Sur la route du futur du travail
Aujourd’hui, c’est néanmoins dans les locaux de l’un de ses plus gros clients qu’Elise Asimov va passer la matinée. Notre amie est ingénieure spécialisée dans les interactions sociales entre humains et machines. Les entreprises font appel à elle afin de concevoir une expérience utilisateur idéale pour leurs intelligences artificielles. Le client d’Elise Asimov est une grande chaîne d’hôtellerie, qui souhaite mettre en place une ligne de robots-concierges chargés d’assurer le service en chambre. Elise Asimov les aide à peaufiner les derniers détails pour un service client irréprochable, et la réunion du jour doit lui permettre d’exposer ses derniers travaux aux responsables de la multinationale.
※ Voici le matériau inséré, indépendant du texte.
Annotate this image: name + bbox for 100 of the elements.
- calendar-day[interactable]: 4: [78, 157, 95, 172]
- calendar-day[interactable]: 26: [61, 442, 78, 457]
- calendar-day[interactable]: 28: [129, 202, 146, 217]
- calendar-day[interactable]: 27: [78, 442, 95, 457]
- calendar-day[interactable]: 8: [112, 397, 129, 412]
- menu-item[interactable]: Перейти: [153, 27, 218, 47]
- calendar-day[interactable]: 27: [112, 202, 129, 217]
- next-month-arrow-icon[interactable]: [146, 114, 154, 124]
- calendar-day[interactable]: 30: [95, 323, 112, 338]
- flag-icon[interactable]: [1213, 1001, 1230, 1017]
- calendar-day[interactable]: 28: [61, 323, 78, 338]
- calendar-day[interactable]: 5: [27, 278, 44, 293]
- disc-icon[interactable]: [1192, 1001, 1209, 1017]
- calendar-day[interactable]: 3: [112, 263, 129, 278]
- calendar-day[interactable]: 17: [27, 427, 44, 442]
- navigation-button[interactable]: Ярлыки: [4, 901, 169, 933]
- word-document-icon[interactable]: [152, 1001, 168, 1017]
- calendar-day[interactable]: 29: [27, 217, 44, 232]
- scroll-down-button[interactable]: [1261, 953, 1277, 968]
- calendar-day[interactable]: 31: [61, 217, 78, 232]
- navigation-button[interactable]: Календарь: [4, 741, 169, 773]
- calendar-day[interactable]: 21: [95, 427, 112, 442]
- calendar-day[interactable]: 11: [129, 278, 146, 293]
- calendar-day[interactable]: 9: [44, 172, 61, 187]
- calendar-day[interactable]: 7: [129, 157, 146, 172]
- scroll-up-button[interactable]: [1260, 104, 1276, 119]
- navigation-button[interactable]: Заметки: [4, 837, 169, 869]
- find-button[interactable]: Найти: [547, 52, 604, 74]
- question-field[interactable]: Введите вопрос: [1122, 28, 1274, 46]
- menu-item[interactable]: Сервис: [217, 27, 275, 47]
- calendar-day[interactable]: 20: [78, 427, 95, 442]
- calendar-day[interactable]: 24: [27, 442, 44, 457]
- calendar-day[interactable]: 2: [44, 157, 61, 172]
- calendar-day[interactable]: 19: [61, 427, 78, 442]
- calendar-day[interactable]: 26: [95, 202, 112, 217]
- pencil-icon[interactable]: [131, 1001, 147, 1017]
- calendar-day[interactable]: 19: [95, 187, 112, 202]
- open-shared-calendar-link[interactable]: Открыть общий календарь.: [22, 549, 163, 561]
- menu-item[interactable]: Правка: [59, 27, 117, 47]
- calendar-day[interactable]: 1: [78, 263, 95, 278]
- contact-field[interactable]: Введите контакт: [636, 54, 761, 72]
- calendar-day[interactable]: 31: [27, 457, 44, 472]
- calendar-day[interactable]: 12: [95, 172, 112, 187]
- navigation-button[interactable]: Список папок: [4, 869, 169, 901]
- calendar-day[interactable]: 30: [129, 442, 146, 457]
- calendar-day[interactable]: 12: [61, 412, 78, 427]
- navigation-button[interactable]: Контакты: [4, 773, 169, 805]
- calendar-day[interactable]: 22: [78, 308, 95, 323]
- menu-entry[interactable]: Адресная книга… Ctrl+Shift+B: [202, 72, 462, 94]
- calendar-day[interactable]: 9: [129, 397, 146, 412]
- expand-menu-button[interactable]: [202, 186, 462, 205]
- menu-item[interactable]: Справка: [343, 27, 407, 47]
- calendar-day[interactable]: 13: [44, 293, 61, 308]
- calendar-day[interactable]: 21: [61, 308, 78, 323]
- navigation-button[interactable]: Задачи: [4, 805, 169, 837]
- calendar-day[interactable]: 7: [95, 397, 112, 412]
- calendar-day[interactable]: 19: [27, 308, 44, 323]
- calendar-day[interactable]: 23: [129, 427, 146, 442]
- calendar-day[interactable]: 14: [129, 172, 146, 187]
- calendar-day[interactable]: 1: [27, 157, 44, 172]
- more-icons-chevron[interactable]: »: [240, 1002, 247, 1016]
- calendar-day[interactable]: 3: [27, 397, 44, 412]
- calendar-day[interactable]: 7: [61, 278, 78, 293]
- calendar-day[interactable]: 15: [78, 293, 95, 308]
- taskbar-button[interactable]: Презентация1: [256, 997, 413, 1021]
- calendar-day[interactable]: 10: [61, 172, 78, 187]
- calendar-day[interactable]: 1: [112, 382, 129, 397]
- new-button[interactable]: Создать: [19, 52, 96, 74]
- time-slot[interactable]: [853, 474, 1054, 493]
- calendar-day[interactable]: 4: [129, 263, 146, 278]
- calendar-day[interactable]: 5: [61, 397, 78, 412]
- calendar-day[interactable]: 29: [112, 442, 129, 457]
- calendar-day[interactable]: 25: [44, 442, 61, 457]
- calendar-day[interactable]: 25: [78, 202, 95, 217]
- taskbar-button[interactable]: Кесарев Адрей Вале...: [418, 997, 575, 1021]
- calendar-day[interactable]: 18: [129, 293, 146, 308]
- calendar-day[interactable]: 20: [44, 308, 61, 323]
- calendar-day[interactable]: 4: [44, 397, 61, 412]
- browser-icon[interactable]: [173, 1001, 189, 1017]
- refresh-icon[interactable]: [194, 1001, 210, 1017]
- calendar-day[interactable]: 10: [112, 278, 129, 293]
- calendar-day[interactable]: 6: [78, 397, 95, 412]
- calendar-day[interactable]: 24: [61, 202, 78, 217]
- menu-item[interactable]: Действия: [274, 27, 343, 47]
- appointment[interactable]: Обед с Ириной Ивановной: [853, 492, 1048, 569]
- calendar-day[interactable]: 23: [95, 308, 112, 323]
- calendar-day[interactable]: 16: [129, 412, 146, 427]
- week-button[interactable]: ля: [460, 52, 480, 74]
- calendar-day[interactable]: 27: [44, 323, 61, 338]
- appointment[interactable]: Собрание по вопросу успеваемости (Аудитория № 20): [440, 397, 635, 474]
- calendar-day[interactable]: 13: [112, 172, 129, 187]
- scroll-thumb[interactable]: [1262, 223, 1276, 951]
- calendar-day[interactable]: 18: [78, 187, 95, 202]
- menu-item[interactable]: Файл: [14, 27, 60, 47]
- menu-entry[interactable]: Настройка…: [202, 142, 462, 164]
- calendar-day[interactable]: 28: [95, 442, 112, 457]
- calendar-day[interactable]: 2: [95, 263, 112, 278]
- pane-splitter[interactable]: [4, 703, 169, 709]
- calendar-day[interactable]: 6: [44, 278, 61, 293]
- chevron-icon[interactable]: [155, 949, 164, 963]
Ni une ni deux, Hector calcule l’itinéraire le plus rapide permettant à Elise Asimov de se rendre à bon port, mêlant toutes les options disponibles (transports en commun, taxi, vélo, marche) pour trouver la solution optimale. L’assistant virtuel opte pour Modulor, un taxi du futur, autonome, électrique et partagé, qu’Hector commande pour sa propriétaire en se connectant à l’application correspondante. Quelques minutes plus tard, Elise Asimov grimpe dans le taxi, qui l’attend au bas de son immeuble.
En centre-ville, la majorité des véhicules individuels ont aujourd’hui été remplacés par ces taxis de demain, à mi-chemin entre bus et voitures traditionnelles. Spacieux, de forme rectangulaire, dotés de grandes baies vitrées, ils accueillent chacun une dizaine de passagers. Tous se rendent dans la même direction : un algorithme regroupe dans chaque module des usagers suivant un itinéraire similaire. Les véhicules sont également de véritables stations de travail mobiles. Ils sont munis de sièges, de tables, de prises, et, bien sûr, d’une indispensable connexion wifi. Depuis 2026, le temps passé dans les transport est d’ailleurs comptabilisé dans le temps de travail.
Certains véhicules sont sponsorisés par les marques. C’est le cas de celui où a pris place Elise Asimov, qui arbore le logo d’une célèbre chaîne de cafés sur sa carrosserie, et sert des boissons chaudes à ses passagers. Notre héroïne sirote un latte macchiato tout en peaufinant sa présentation. Plus écologiques et silencieux, ces taxis permettent de déplacer un même nombre de passagers avec une quantité de véhicules bien plus réduite. Les routes sont donc bien moins engorgées qu’auparavant. La surface dédiée aux routes et au parking a également pu être considérablement réduite, pour faire place à des espaces verts.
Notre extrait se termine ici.